At each firm, the value selling rate was around 88%, while both firms saw over 60% of lots head abroad. Sotheby's reported that 35% of lots sold in Paris had a foreign provenance; and that new buyers accounted for 28% of sales.
Online bidding gained ground, with Christie's Paris registering sales of €3.3m (£2.85m) over the internet on Christie's Live, up 65% on 2009. Artcurial reported internet sales of €1.5m (£1.3m) in the second half of the year, after launching their own online bidding service in June. Two-thirds of their registered bidders were based abroad.
In terms of overall sales, Artcurial comfortably retained the Paris number three spot with a turnover of €102.8m (£89m), up 28%, thanks largely to the 20th (and 21st) century sectors of the market. Their sales of contemporary art doubled to €20.6m; those of Design climbed 92% to €6m; and the firm remained world leader for comic strip auctions, with sales of €7.1m (up 15%).
Sales at Drouot climbed just 6.5% to €440m (£379m), with nine prices over €1m (compared to 31 at the city's three major firms combined). Drouot's relatively sluggish growth confirmed both a trend now apparent for several years, and the impact of the Cols Rouges crisis that saw the firm's longstanding in-house porter association disbanded after charges of trafficking stolen estate consignments.

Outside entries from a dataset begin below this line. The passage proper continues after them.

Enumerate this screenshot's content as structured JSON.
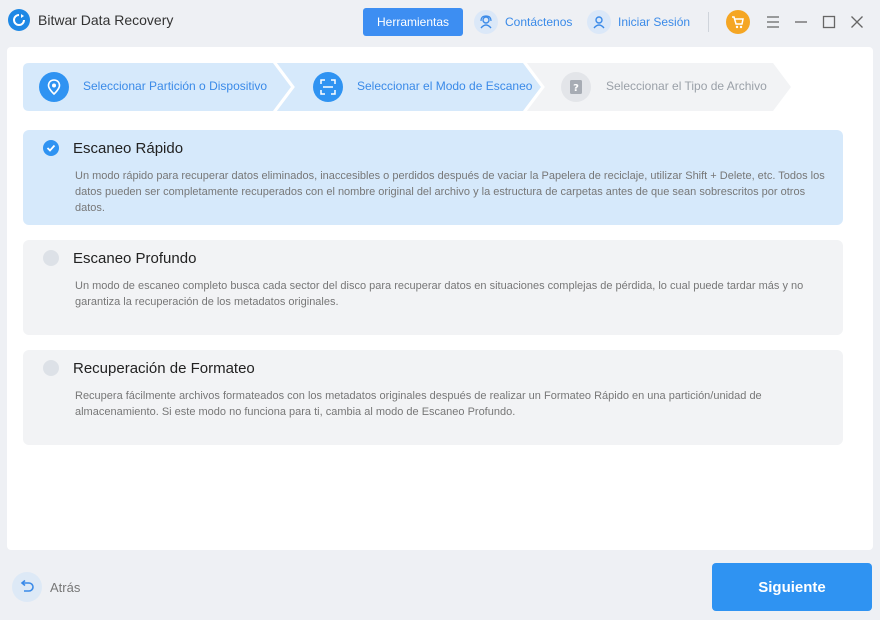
{
  "app": {
    "title": "Bitwar Data Recovery"
  },
  "header": {
    "tools_label": "Herramientas",
    "contact_label": "Contáctenos",
    "login_label": "Iniciar Sesión"
  },
  "steps": [
    {
      "label": "Seleccionar Partición o Dispositivo",
      "state": "done"
    },
    {
      "label": "Seleccionar el Modo de Escaneo",
      "state": "current"
    },
    {
      "label": "Seleccionar el Tipo de Archivo",
      "state": "pending"
    }
  ],
  "scan_modes": [
    {
      "title": "Escaneo Rápido",
      "selected": true,
      "description": "Un modo rápido para recuperar datos eliminados, inaccesibles o perdidos después de vaciar la Papelera de reciclaje, utilizar Shift + Delete, etc. Todos los datos pueden ser completamente recuperados con el nombre original del archivo y la estructura de carpetas antes de que sean sobrescritos por otros datos."
    },
    {
      "title": "Escaneo Profundo",
      "selected": false,
      "description": "Un modo de escaneo completo busca cada sector del disco para recuperar datos en situaciones complejas de pérdida, lo cual puede tardar más y no garantiza la recuperación de los metadatos originales."
    },
    {
      "title": "Recuperación de Formateo",
      "selected": false,
      "description": "Recupera fácilmente archivos formateados con los metadatos originales después de realizar un Formateo Rápido en una partición/unidad de almacenamiento. Si este modo no funciona para ti, cambia al modo de Escaneo Profundo."
    }
  ],
  "footer": {
    "back_label": "Atrás",
    "next_label": "Siguiente"
  },
  "colors": {
    "accent": "#2f93f2",
    "selected_bg": "#d6e9fb",
    "cart": "#f5a623"
  }
}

Drouot's figure would have been worse but for a spectacular upturn of its leading individual firm, Piasa, after their first full year in the ownership of a private consortium. Boosted by Drouot's highest price of the year, €5.55m for a Yongzheng Imperial vase, Piasa's sales of €45m (£38.8m) were up 38% on 2009, distancing longstanding rivals Tajan, whose Paris sales of €31m (£26.6m) were complemented by €8.2m from sales in Monaco.

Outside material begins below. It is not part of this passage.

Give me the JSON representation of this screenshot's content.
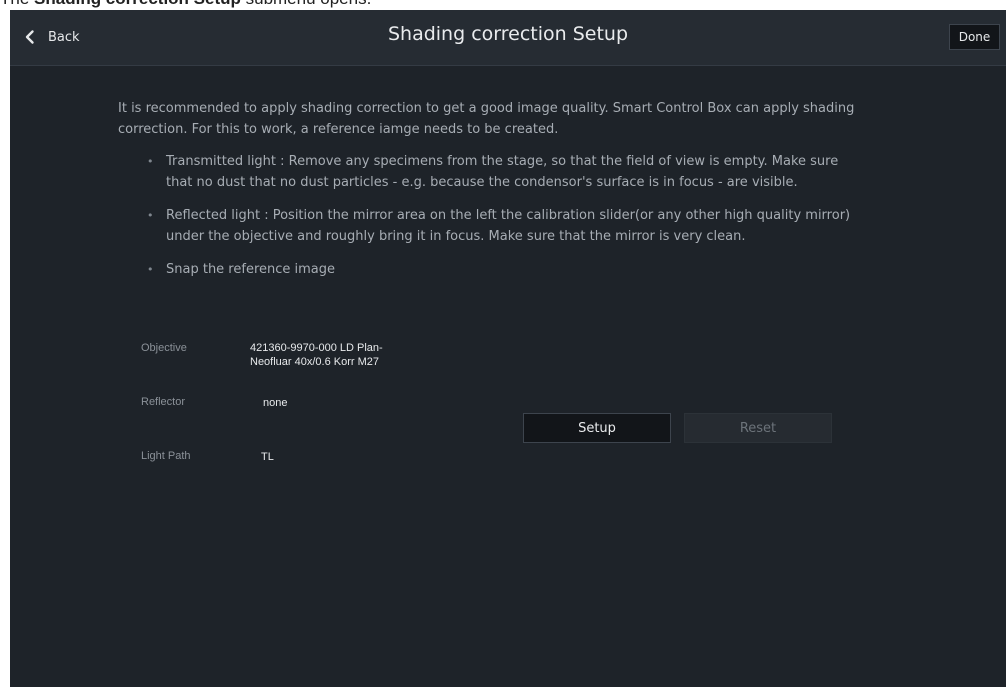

Small-scale Drouot stalwarts Beaussant-Lefèvre continued to register an astonishingly low volume buy-in rate (just 9%), but their sales total of €20.5m (£17.7m) was up just 4% on 2009. Their average price per lot sold, €1900, was 20 times lower than Sotheby's (€40,000).
Sales at Pierre Bergé & Associés were down slightly at €46m (£39.7m), split between Drouot (€25m) and Belgium, where the firm remain market leaders (€21m). PBA also claimed to be continental leaders for sales of Design (€8.9m) and Antiquities (€4.7m).
Aguttes saw total sales from their three venues (Drouot, suburban Neuilly, and Lyon) climb 14% to €33.5m (£28.9m). The nationwide grouping Ivoire, comprising 14 firms across the country, also saw combined sales rise by 14%, to €91.6m (£79m).
Meanwhile Drouot newcomers Europ Enchères, in their first full year, totalled €12.5m (£10.8m), bolstered by the highest furniture price obtained by a French firm: €1.49m for a pair of Louis XVI cabinets by Etienne Levasseur. Sign of Drouot's troubled times? The cabinets were sold not in Paris, but in Geneva.